A brief summary of the integrated technology demonstrations completed by the ERA researchers:

  • Tiny embedded nozzles blowing air over the surface of an airplane’s vertical tail fin showed that future aircraft could safely be designed with smaller tails, reducing weight and drag. This technology was tested using Boeing’s ecoDemonstrator 757 flying laboratory. Also flown was a test of surface coatings designed to minimize drag caused by bug residue building up on the wing’s leading edge.
  • NASA developed a new process for stitching together large sections of lightweight composite materials to create damage-tolerant structures that could be used in building uniquely shaped future aircraft that weighed as much as 20 percent less than a similar all-metal aircraft.

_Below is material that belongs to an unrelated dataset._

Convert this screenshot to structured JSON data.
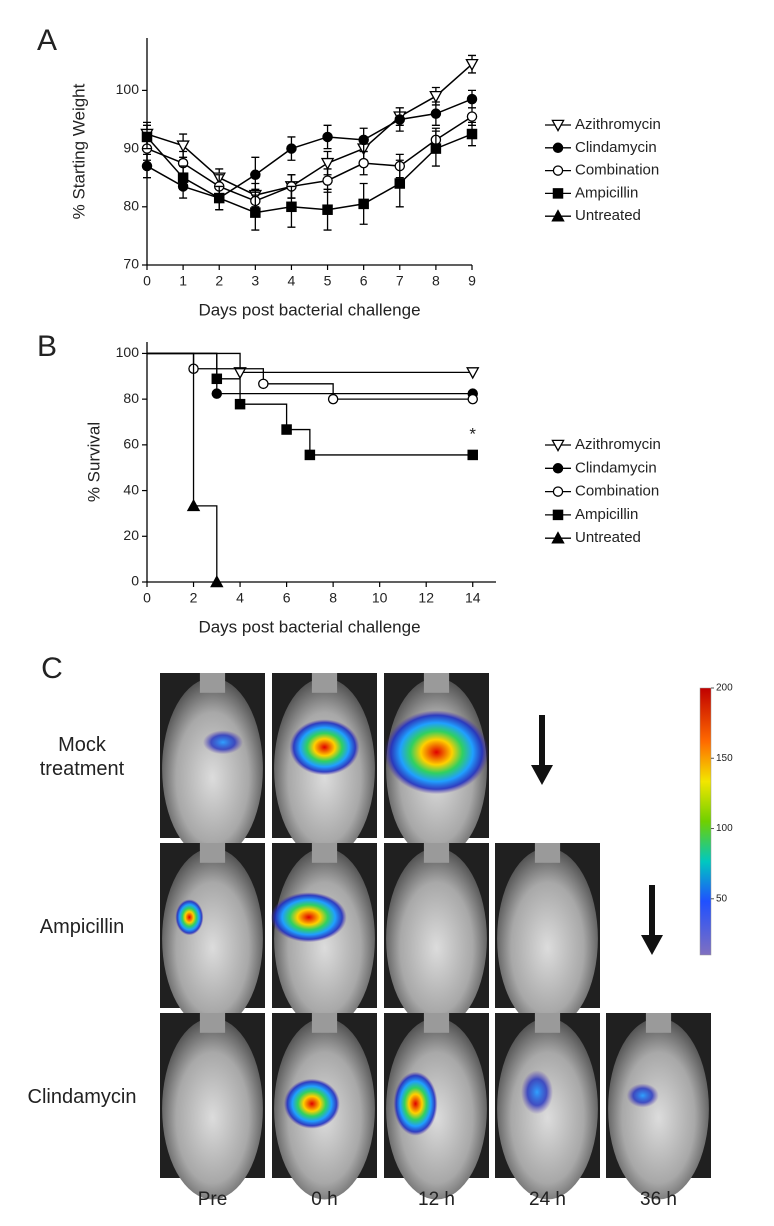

  • Teaming with the Air Force Research Laboratory and FlexSys Inc. of Ann Arbor, Michigan, NASA successfully tested a radical new morphing wing technology that allows an aircraft to seamlessly extend its flaps, leaving no drag-inducing, noise-enhancing gaps for air to flow through. FlexSys and Aviation Partners of Seattle already have announced plans to commercialize this technology.
  • NASA worked with General Electric to refine the design of the compressor stage of a turbine engine to improve its aerodynamic efficiency and, after testing, realized that future engines employing this technology could save 2.5 percent in fuel burn.
  • The agency worked with Pratt & Whitney on the company’s geared turbofan jet engine to mature an advanced fan design to improve propulsion efficiency and reduce noise. If introduced on the next-generation engine, the technology could reduce fuel burn by 15 percent and significantly reduce noise.
  • NASA also worked with Pratt & Whitney on an improved design for a jet engine combustor, the chamber in which fuel is burned, in an attempt to reduce the amount of nitrogen oxides produced. While the goal was to reduce generated pollution by 75 percent, tests of the new design showed reductions closer to 80 percent.
  • New design tools were developed to aid engineers in reducing noise from deployed wing flaps and landing gear during takeoffs and landings. Information from a successful wind-tunnel campaign, combined with baseline flight tests, were joined together for the first time to create computer-based simulations that could help mature future designs.
  • Significant studies were performed on a hybrid wing body concept in which the wings join the fuselage in a continuous, seamless line and the jet engines are mounted on top of the airplane in the rear. Research included wind-tunnel runs to test how well the aircraft would operate at low speeds and to find the optimal engine placement, while also minimizing fuel burn and reducing noise.